Thursday, January 20, 2005

 

Social Security 101

Since 1983, the Social Security System has been taking in more each year in payroll taxes and interest earnings than it pays out in benefits and administrative expenses, and the excess receipts ($153 billion in 2003 alone) constitute the Social Security Trust Fund. This accumulation of excess funds has grown to over $1.5 trillion (end of 2003) to prepare for the retirement of the baby-boomers, when Social Security expenditures will exceed payroll taxes, drawing down the Trust Fund.
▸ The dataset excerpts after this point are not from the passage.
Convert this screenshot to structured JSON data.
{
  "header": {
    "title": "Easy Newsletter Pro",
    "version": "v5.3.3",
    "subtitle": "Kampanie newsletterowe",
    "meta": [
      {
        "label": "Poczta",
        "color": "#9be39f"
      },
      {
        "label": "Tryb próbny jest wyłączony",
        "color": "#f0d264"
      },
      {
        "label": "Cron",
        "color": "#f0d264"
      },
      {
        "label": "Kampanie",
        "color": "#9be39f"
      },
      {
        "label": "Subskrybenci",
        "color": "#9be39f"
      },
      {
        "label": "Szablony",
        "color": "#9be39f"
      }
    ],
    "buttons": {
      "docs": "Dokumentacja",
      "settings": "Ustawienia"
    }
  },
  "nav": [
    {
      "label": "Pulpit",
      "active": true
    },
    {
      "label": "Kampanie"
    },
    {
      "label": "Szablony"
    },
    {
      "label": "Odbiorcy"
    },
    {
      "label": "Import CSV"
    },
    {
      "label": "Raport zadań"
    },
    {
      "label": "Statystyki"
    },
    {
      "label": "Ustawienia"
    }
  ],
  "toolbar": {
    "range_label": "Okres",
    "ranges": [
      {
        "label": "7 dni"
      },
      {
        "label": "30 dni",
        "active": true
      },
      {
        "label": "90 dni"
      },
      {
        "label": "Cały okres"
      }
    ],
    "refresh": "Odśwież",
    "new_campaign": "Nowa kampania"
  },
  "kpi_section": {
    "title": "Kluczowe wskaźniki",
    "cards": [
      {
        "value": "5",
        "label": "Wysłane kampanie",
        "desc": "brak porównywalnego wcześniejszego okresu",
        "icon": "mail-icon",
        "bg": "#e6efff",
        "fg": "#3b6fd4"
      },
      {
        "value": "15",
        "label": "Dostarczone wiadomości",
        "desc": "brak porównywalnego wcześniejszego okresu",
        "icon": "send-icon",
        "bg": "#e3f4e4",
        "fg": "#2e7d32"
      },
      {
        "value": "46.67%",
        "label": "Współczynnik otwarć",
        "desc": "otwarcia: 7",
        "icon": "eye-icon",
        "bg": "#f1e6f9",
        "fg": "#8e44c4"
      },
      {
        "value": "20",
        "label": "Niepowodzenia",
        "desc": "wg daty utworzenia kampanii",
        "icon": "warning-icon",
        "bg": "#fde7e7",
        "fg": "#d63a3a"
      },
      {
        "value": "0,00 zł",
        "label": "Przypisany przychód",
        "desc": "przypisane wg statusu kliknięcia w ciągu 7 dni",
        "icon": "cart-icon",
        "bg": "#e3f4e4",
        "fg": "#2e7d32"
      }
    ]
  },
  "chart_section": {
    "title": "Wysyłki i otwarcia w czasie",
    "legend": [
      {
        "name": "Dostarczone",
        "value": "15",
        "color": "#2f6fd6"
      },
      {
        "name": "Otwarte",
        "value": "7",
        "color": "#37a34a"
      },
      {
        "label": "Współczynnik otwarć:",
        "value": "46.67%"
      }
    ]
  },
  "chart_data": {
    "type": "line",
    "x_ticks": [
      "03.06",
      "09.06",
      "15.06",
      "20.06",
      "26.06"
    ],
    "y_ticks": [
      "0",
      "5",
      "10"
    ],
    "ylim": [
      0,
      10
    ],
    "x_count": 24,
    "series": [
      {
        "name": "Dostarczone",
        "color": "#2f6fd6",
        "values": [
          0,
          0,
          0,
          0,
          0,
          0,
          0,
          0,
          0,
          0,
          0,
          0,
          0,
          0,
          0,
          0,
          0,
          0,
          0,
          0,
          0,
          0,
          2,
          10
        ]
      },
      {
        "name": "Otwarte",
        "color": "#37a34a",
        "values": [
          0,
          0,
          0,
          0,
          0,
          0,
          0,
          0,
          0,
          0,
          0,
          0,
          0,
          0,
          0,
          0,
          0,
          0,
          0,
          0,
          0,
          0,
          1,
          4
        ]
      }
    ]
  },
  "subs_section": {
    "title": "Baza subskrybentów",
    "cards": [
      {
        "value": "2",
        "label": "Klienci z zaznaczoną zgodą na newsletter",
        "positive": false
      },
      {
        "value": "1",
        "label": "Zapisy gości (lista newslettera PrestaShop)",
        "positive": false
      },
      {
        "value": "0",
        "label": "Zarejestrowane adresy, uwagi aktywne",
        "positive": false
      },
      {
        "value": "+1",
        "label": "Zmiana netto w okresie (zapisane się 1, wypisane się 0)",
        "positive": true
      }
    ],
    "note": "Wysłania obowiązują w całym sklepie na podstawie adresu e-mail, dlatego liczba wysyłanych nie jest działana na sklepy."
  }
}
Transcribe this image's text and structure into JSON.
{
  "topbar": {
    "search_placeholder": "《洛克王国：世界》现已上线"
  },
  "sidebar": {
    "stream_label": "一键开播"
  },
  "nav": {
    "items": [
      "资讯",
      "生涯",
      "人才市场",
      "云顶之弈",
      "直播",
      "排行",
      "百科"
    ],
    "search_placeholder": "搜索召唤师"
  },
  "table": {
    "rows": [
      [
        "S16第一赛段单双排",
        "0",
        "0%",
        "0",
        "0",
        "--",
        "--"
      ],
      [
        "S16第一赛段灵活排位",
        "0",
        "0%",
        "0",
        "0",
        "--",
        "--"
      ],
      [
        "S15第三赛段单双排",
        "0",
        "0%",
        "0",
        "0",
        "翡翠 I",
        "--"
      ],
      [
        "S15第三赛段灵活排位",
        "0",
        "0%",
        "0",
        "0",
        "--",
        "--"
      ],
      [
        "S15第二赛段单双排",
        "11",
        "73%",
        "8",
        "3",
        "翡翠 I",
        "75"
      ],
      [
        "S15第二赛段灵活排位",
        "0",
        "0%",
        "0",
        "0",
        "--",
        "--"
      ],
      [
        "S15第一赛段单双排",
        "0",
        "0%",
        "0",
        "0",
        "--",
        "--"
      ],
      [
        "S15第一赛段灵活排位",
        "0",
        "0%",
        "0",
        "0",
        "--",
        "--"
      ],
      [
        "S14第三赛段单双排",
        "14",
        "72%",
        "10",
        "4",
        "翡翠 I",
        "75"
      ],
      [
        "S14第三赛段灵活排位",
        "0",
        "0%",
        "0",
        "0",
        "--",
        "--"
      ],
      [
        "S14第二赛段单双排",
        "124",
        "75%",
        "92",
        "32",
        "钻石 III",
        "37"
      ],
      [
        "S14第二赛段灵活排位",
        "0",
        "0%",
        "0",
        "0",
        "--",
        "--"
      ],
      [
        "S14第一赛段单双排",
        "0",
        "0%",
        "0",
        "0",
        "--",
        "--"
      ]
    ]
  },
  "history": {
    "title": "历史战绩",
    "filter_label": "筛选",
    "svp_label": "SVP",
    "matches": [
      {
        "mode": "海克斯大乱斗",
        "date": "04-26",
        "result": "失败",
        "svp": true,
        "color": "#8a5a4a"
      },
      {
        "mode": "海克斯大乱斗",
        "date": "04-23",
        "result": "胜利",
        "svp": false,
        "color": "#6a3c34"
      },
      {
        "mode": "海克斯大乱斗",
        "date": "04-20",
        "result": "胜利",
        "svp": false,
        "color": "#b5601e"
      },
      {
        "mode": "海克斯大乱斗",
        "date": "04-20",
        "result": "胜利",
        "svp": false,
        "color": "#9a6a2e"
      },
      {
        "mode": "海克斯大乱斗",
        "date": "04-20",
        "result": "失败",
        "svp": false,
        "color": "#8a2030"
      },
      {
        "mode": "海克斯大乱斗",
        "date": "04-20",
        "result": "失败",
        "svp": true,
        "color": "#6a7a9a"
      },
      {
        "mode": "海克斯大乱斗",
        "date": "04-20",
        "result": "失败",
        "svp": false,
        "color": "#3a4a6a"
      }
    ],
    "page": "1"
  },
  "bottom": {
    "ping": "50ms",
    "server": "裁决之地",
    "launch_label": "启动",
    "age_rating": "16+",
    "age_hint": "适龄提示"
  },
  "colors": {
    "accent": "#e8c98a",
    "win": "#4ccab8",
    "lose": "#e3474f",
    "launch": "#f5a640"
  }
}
At the end of 2003, the Trust Fund was earning an annual return of 6% on $1.5 trillion, or $90 billion a year.

By law, the Trust Fund can only invest in US Treasury bonds, so in essence the funds are just transferred to the general funds of the US government, which issues IOUs to the Trust Fund. If these excess revenues had been invested elsewhere, say in the stock market, the US government would have had to borrow more money to fund its regular operations. So if it weren't for the Trust Fund, the current US National Debt of $7.6 trillion would be $1.5 trillion higher, or $9.1 trillion. Instead of owing that additional money to the Japanese government, for example, it owes that money to Social Security.

As soon as expenditures begin to exceed receipts (currently projected in 2028; search for the chart labeled KEY DATES FOR THE TRUST FUNDS and look at the column labeled OASDI), including payroll taxes and interest earned on the Trust Fund, The Social Security System will have to start calling in the IOUs, so the Federal government will have to pay its obligations to SSA from its general revenues. According to the latest projections, the IOUs will have all been called in, and the Trust Fund exhausted, in 2042. At that point, the Social Security System will have to borrow money from the federal government, raise payroll taxes, or cut benefits to avoid bankruptcy.

The government owes the Social Security system the money represented by these IOUs just as it owes a person who buys a US Savings Bond. If the Trust Fund is "worthless" or "on paper" or "doesn't exist", as some critics of the current system charge, then so are the Savings bonds, Treasury securities, and other federal obligations ($7.6 trillion worth) held by individuals, financial institutions, foreign governments, etc.